Sunday, October 12, 2014

Window on Eurasia: If Kyiv Created a‘Ukrainian Crimea’ in Kherson, Might Moscow Respond by Declaring an Independent 'Eastern Ukraine'?


Paul Goble

 

            Staunton, October 12 – Mustafa Cemilev, the longtime leader of the Crimean Tatars, has proposed transferring part of the territory of Kherson Oblast to the Autonomous Republic of Crimea, a step that would mean that part of Crimea would be under Ukrainian control and thus lead to even more obvious comparisons between the meaning of Ukrainian and Russian rule.

 

            At a briefing in Kyiv, Cemilev noted that approximately 12,000 Crimean Tatars live in the Kherson oblast, most of whom being people who tried to return to their national homeland from exile in Soviet times but were blocked from entering the peninsula by officials (forum-msk.org/material/news/10535603.html).

 

            Cemilev said that both the Ukrainian president and the Ukrainian prime minister like the idea but it “contradicts” the Ukrainian constitution and so cannot go forward now.
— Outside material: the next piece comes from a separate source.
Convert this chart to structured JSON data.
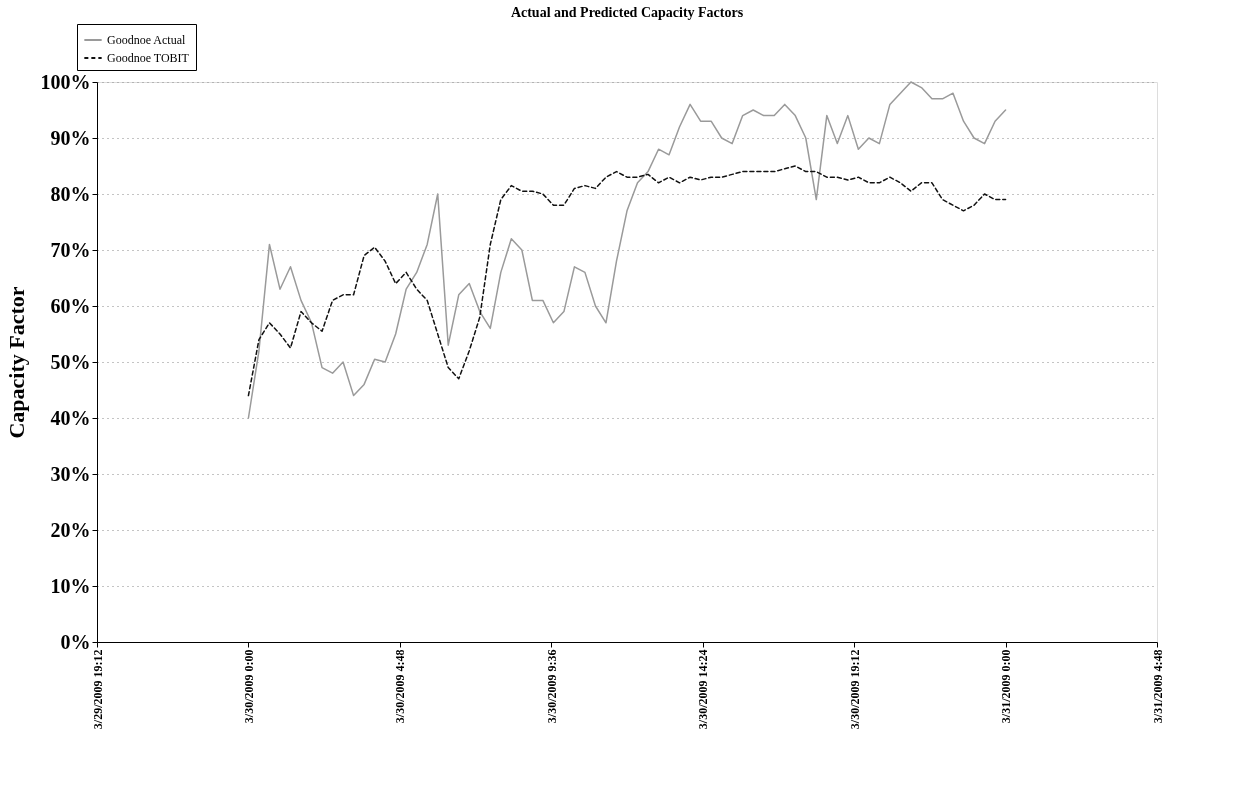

But “perhaps,” he said, “we will return to this question after the elections,” because such a move would make it easier “to defend this part of Ukraine from the Russians.”

 

            The potential utility of such a step is highlighted by the angry reaction of one Russian commentator who argues that any move in that direction would show that Kyiv has no interest in resolving the current crisis and in fact is taking steps which “in the final analysis will end with another bloody tragedy.”

 

            Anatoly Baranov, editor of the FORUM-MSK.org portal, suggests, however, that Cemilev’s proposal could be useful if it leads Moscow to “correct” what he describes as two of the many major mistakes the Russian government has made in dealing with Crimea and Ukraine over the past months.

 

            On the one hand, he says, Moscow should stop talking about autonomy for the Crimean Tatars in the occupied peninsula and instead “immediately create two Crimean Tatar autonomous districts, in Bakchisaray and Stary Krym, thus dividing the Crimea Tatars and taking away from Kyiv any chance to play “’the Crimean Tatar card.’”

 

            And on the other, Baranov continues, Moscow should correct an error which already has a name: Novorossiya.  That territory “strictly speaking” includes Krasnodar kray, Stavropol, Rostov, and even the Transdniestria. Kharkiv in contrast was never part of “historical Novorossiya.”

 

            If Cemilev shows what can be done by playing with maps and creating “yet another ‘Crimea,’ then Russian should be equally clever. What it should be talking about is creating an independent Eastern Ukraine on the model of East Germany, something that would give Moscow a legitimate claim on Kharkiv, “the former capital of Soviet Ukraine.”

 

Correcting the first mistake is easy, Baranov says, but “unfortunately, correcting the second is already very difficult.” Russian forces would have to take Kharkiv, “and Yanukovich is no longer president of Ukraine” and thus in a position to help. But such a division of Ukraine and such a nomenclature would make much more sense.